Beryl Bainbridge

Beryl Bainbridge was an English author known for her works of psychological fiction, often macabre tales of life in the north of England. She was nominated five times for the Booker Prize and was described as a 'national treasure'. Her novels include 'The Dressmaker', 'The Bottle Factory Outing', and 'An Awfully Big Adventure'. Bainbridge's writing style is marked by dark humor and sharp observations of human nature.


This list of books are ONLY the books that have been ranked on the lists that are aggregated on this site. This is not a comprehensive list of all books by this author.

  1. 1. The Bottle Factory Outing

    The novel is a darkly comic tale of two women, Brenda and Freda, who work in a wine-bottling factory in 1970s London. Their lives are filled with tedious work, petty squabbles, and dreams of romance. Brenda is a quiet, passive woman who is trying to escape from her abusive husband, while Freda is a large, boisterous woman who has an unrequited love for their boss. The story takes a twisted turn when a company outing to the countryside results in a murder, leaving the women to deal with the repercussions.
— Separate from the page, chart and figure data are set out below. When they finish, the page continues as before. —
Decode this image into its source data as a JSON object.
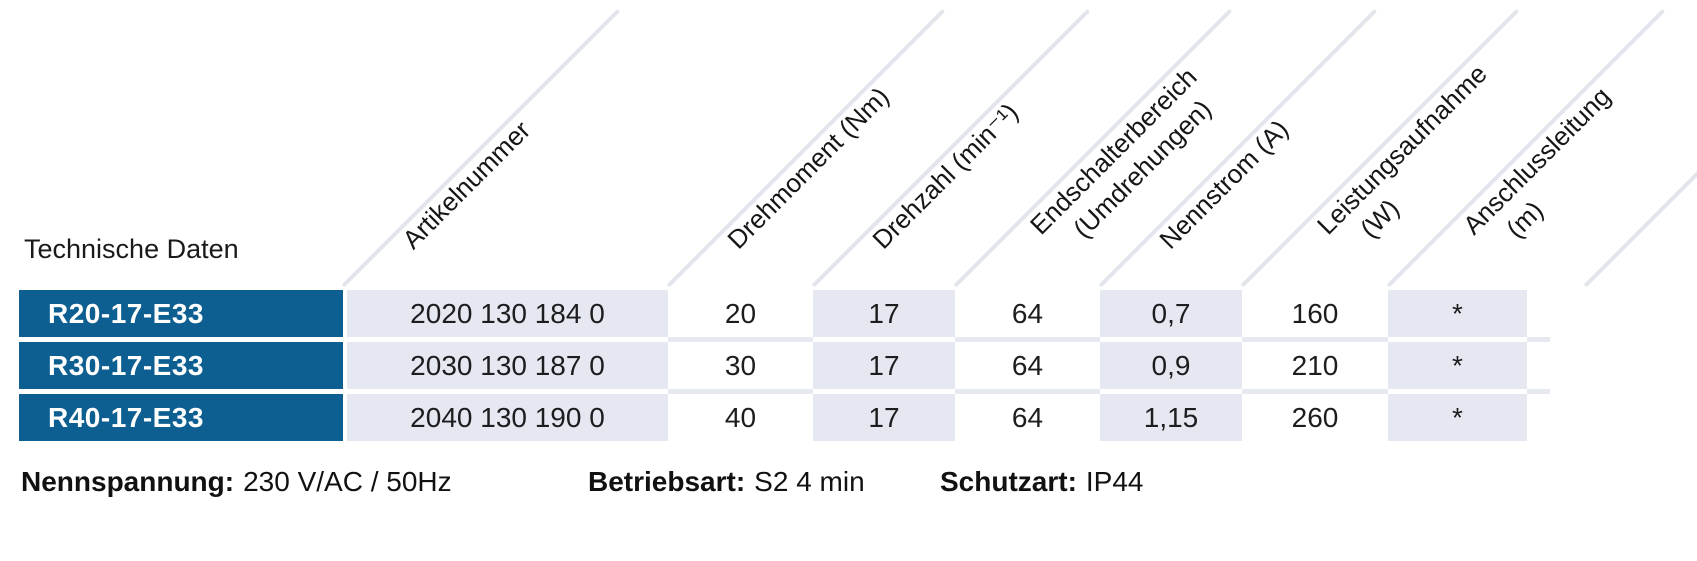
{
  "title": "Technische Daten",
  "table": {
    "headers": [
      {
        "line1": "Artikelnummer"
      },
      {
        "line1": "Drehmoment (Nm)"
      },
      {
        "line1": "Drehzahl (min⁻¹)"
      },
      {
        "line1": "Endschalterbereich",
        "line2": "(Umdrehungen)"
      },
      {
        "line1": "Nennstrom (A)"
      },
      {
        "line1": "Leistungsaufnahme",
        "line2": "(W)"
      },
      {
        "line1": "Anschlussleitung",
        "line2": "(m)"
      }
    ],
    "rows": [
      {
        "model": "R20-17-E33",
        "artikelnummer": "2020 130 184 0",
        "drehmoment": "20",
        "drehzahl": "17",
        "endschalterbereich": "64",
        "nennstrom": "0,7",
        "leistungsaufnahme": "160",
        "anschlussleitung": "*"
      },
      {
        "model": "R30-17-E33",
        "artikelnummer": "2030 130 187 0",
        "drehmoment": "30",
        "drehzahl": "17",
        "endschalterbereich": "64",
        "nennstrom": "0,9",
        "leistungsaufnahme": "210",
        "anschlussleitung": "*"
      },
      {
        "model": "R40-17-E33",
        "artikelnummer": "2040 130 190 0",
        "drehmoment": "40",
        "drehzahl": "17",
        "endschalterbereich": "64",
        "nennstrom": "1,15",
        "leistungsaufnahme": "260",
        "anschlussleitung": "*"
      }
    ]
  },
  "footer": {
    "nennspannung_label": "Nennspannung:",
    "nennspannung_value": "230 V/AC / 50Hz",
    "betriebsart_label": "Betriebsart:",
    "betriebsart_value": "S2 4 min",
    "schutzart_label": "Schutzart:",
    "schutzart_value": "IP44"
  },
  "colors": {
    "accent_blue": "#0d5e91",
    "cell_gray": "#e6e8f1",
    "row_separator": "#e7e9f1",
    "diagonal_line": "#e2e5eb"
  }
}
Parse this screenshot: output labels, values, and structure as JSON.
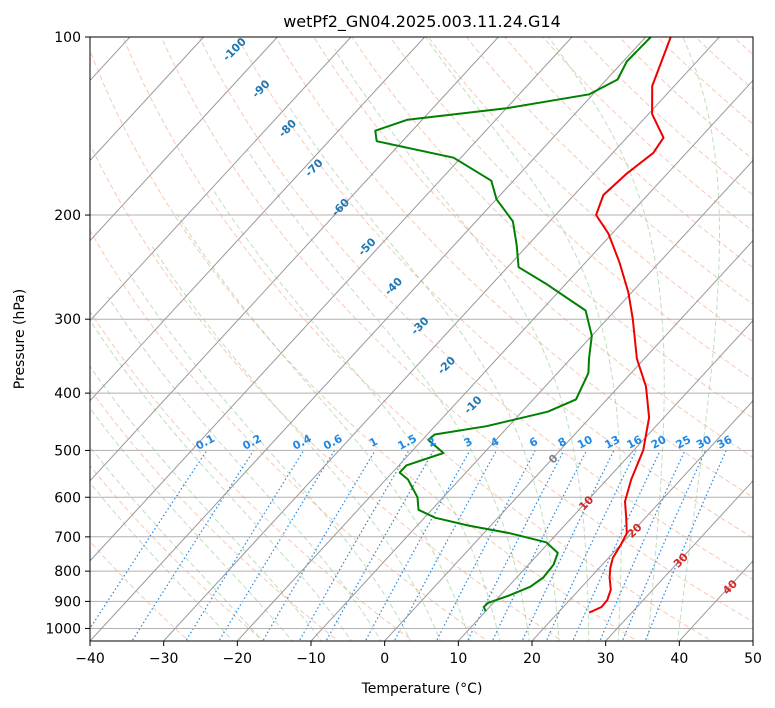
{
  "chart_data": {
    "type": "skew-t",
    "title": "wetPf2_GN04.2025.003.11.24.G14",
    "xlabel": "Temperature (°C)",
    "ylabel": "Pressure (hPa)",
    "xlim": [
      -40,
      50
    ],
    "ylim": [
      1050,
      100
    ],
    "y_scale": "log",
    "grid": true,
    "x_ticks": [
      "−40",
      "−30",
      "−20",
      "−10",
      "0",
      "10",
      "20",
      "30",
      "40",
      "50"
    ],
    "y_ticks": [
      {
        "p": 100,
        "label": "100"
      },
      {
        "p": 200,
        "label": "200"
      },
      {
        "p": 300,
        "label": "300"
      },
      {
        "p": 400,
        "label": "400"
      },
      {
        "p": 500,
        "label": "500"
      },
      {
        "p": 600,
        "label": "600"
      },
      {
        "p": 700,
        "label": "700"
      },
      {
        "p": 800,
        "label": "800"
      },
      {
        "p": 900,
        "label": "900"
      },
      {
        "p": 1000,
        "label": "1000"
      }
    ],
    "colors": {
      "temperature": "#ee0000",
      "dewpoint": "#008000",
      "isotherm": "#999999",
      "dry_adiabat": "#f4a582",
      "moist_adiabat": "#88c288",
      "mixing_ratio": "#1f88e5",
      "isotherm_label": "#1f77b4",
      "mixing_label": "#1f88e5",
      "warm_label": "#d62728",
      "zero_label": "#808080"
    },
    "series": [
      {
        "key": "temperature",
        "points": [
          {
            "p": 940,
            "t": 24.2
          },
          {
            "p": 920,
            "t": 25.2
          },
          {
            "p": 895,
            "t": 25.1
          },
          {
            "p": 860,
            "t": 24.3
          },
          {
            "p": 820,
            "t": 22.6
          },
          {
            "p": 790,
            "t": 21.5
          },
          {
            "p": 760,
            "t": 20.6
          },
          {
            "p": 720,
            "t": 20.0
          },
          {
            "p": 690,
            "t": 19.4
          },
          {
            "p": 650,
            "t": 17.4
          },
          {
            "p": 610,
            "t": 15.2
          },
          {
            "p": 560,
            "t": 13.3
          },
          {
            "p": 500,
            "t": 11.3
          },
          {
            "p": 440,
            "t": 8.0
          },
          {
            "p": 390,
            "t": 3.7
          },
          {
            "p": 350,
            "t": -1.0
          },
          {
            "p": 300,
            "t": -6.5
          },
          {
            "p": 270,
            "t": -10.5
          },
          {
            "p": 240,
            "t": -15.5
          },
          {
            "p": 215,
            "t": -20.5
          },
          {
            "p": 200,
            "t": -24.5
          },
          {
            "p": 185,
            "t": -26.0
          },
          {
            "p": 170,
            "t": -25.5
          },
          {
            "p": 157,
            "t": -24.5
          },
          {
            "p": 148,
            "t": -25.0
          },
          {
            "p": 135,
            "t": -29.5
          },
          {
            "p": 121,
            "t": -33.0
          },
          {
            "p": 110,
            "t": -34.8
          },
          {
            "p": 100,
            "t": -36.6
          }
        ]
      },
      {
        "key": "dewpoint",
        "points": [
          {
            "p": 935,
            "t": 10.0
          },
          {
            "p": 920,
            "t": 9.2
          },
          {
            "p": 905,
            "t": 9.3
          },
          {
            "p": 880,
            "t": 11.2
          },
          {
            "p": 850,
            "t": 13.0
          },
          {
            "p": 820,
            "t": 13.6
          },
          {
            "p": 780,
            "t": 13.4
          },
          {
            "p": 745,
            "t": 12.5
          },
          {
            "p": 715,
            "t": 9.6
          },
          {
            "p": 690,
            "t": 3.5
          },
          {
            "p": 670,
            "t": -3.0
          },
          {
            "p": 650,
            "t": -8.5
          },
          {
            "p": 630,
            "t": -11.8
          },
          {
            "p": 600,
            "t": -13.5
          },
          {
            "p": 560,
            "t": -17.0
          },
          {
            "p": 545,
            "t": -19.0
          },
          {
            "p": 530,
            "t": -19.0
          },
          {
            "p": 505,
            "t": -15.5
          },
          {
            "p": 480,
            "t": -19.2
          },
          {
            "p": 470,
            "t": -19.0
          },
          {
            "p": 455,
            "t": -13.0
          },
          {
            "p": 430,
            "t": -6.5
          },
          {
            "p": 410,
            "t": -4.2
          },
          {
            "p": 370,
            "t": -5.8
          },
          {
            "p": 350,
            "t": -7.5
          },
          {
            "p": 320,
            "t": -10.0
          },
          {
            "p": 290,
            "t": -14.0
          },
          {
            "p": 262,
            "t": -22.5
          },
          {
            "p": 245,
            "t": -28.5
          },
          {
            "p": 225,
            "t": -31.5
          },
          {
            "p": 205,
            "t": -35.0
          },
          {
            "p": 188,
            "t": -40.0
          },
          {
            "p": 175,
            "t": -43.0
          },
          {
            "p": 160,
            "t": -51.0
          },
          {
            "p": 150,
            "t": -63.5
          },
          {
            "p": 144,
            "t": -65.0
          },
          {
            "p": 138,
            "t": -62.0
          },
          {
            "p": 132,
            "t": -50.0
          },
          {
            "p": 125,
            "t": -40.5
          },
          {
            "p": 118,
            "t": -38.5
          },
          {
            "p": 110,
            "t": -39.5
          },
          {
            "p": 100,
            "t": -39.3
          }
        ]
      }
    ],
    "isotherm_labels": [
      {
        "t": -100,
        "label": "-100"
      },
      {
        "t": -90,
        "label": "-90"
      },
      {
        "t": -80,
        "label": "-80"
      },
      {
        "t": -70,
        "label": "-70"
      },
      {
        "t": -60,
        "label": "-60"
      },
      {
        "t": -50,
        "label": "-50"
      },
      {
        "t": -40,
        "label": "-40"
      },
      {
        "t": -30,
        "label": "-30"
      },
      {
        "t": -20,
        "label": "-20"
      },
      {
        "t": -10,
        "label": "-10"
      }
    ],
    "warm_labels": [
      {
        "t": 0,
        "p": 522,
        "label": "0"
      },
      {
        "t": 10,
        "p": 620,
        "label": "10"
      },
      {
        "t": 20,
        "p": 690,
        "label": "20"
      },
      {
        "t": 30,
        "p": 775,
        "label": "30"
      },
      {
        "t": 40,
        "p": 860,
        "label": "40"
      }
    ],
    "mixing_ratios": [
      {
        "w": 0.1,
        "label": "0.1"
      },
      {
        "w": 0.2,
        "label": "0.2"
      },
      {
        "w": 0.4,
        "label": "0.4"
      },
      {
        "w": 0.6,
        "label": "0.6"
      },
      {
        "w": 1,
        "label": "1"
      },
      {
        "w": 1.5,
        "label": "1.5"
      },
      {
        "w": 2,
        "label": "2"
      },
      {
        "w": 3,
        "label": "3"
      },
      {
        "w": 4,
        "label": "4"
      },
      {
        "w": 6,
        "label": "6"
      },
      {
        "w": 8,
        "label": "8"
      },
      {
        "w": 10,
        "label": "10"
      },
      {
        "w": 13,
        "label": "13"
      },
      {
        "w": 16,
        "label": "16"
      },
      {
        "w": 20,
        "label": "20"
      },
      {
        "w": 25,
        "label": "25"
      },
      {
        "w": 30,
        "label": "30"
      },
      {
        "w": 36,
        "label": "36"
      }
    ]
  }
}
    The 1792nd Greatest Book of All Time
  2. 2. Master Georgie

    "Master Georgie" by Beryl Bainbridge is a historical novel set in the mid-19th century during the Crimean War. The story revolves around the life of George Hardy, a talented but troubled surgeon, and the people who are drawn into his orbit. Through the perspectives of different characters, the book explores themes of love, war, and the complexities of human relationships. The narrative unfolds through a series of vivid and haunting images, capturing the harsh realities of war and the emotional struggles of the characters.

    The 4879th Greatest Book of All Time
  3. 3. Injury Time

    "Injury Time" is a darkly comedic tale of a middle-aged man who has a secret mistress. He organizes a dinner party with his friends and his mistress, but the party takes a disastrous turn when it is interrupted by burglars. The story is a satirical exploration of love, betrayal, and the absurdity of suburban life.

    The 5805th Greatest Book of All Time
  4. 4. Every Man for Himself

    "Every Man for Himself" is a historical fiction novel centered around the ill-fated voyage of the Titanic. The story is narrated by a 22-year-old American named Morgan, who is a nephew of the owner of the ship. The novel vividly portrays the class distinctions, social norms, and personal ambitions of the era, while masterfully building up the suspense and tragedy of the impending disaster. The narrative weaves together a complex web of relationships and events, exploring themes of love, betrayal, and the human condition against the backdrop of one of the most infamous maritime disasters in history.

    The 6116th Greatest Book of All Time
  5. 5. According To Queeney

    This novel offers a vivid portrayal of 18th-century England through the lens of an unconventional relationship between a celebrated literary figure and the Thrale family, particularly focusing on the youngest daughter, Queeney. The narrative, rich in historical detail, explores the complexities of human connections, the intricacies of family dynamics, and the poignant moments that define our understanding of love and friendship. Through Queeney's eyes, readers are invited into the intimate world of intellectual and social elites, witnessing the blend of affection, ambition, and the quest for intellectual companionship that characterizes the era. The book masterfully intertwines factual history with fiction, providing a nuanced exploration of the period's cultural and social mores.

    The 6604th Greatest Book of All Time
  6. 6. The Birthday Boys

    "The Birthday Boys" is a gripping historical novel that recounts the ill-fated Antarctic expedition led by Captain Robert Falcon Scott, as narrated by five members of the team. Each chapter gives a personal and introspective voice to a different crew member, offering unique perspectives on their daunting journey towards the South Pole. The narrative delves into the camaraderie, conflicts, and harrowing challenges faced by the explorers, revealing their deepest fears and motivations. Through vivid and emotional storytelling, the novel explores themes of ambition, heroism, and the tragic hubris of mankind’s quest to conquer nature.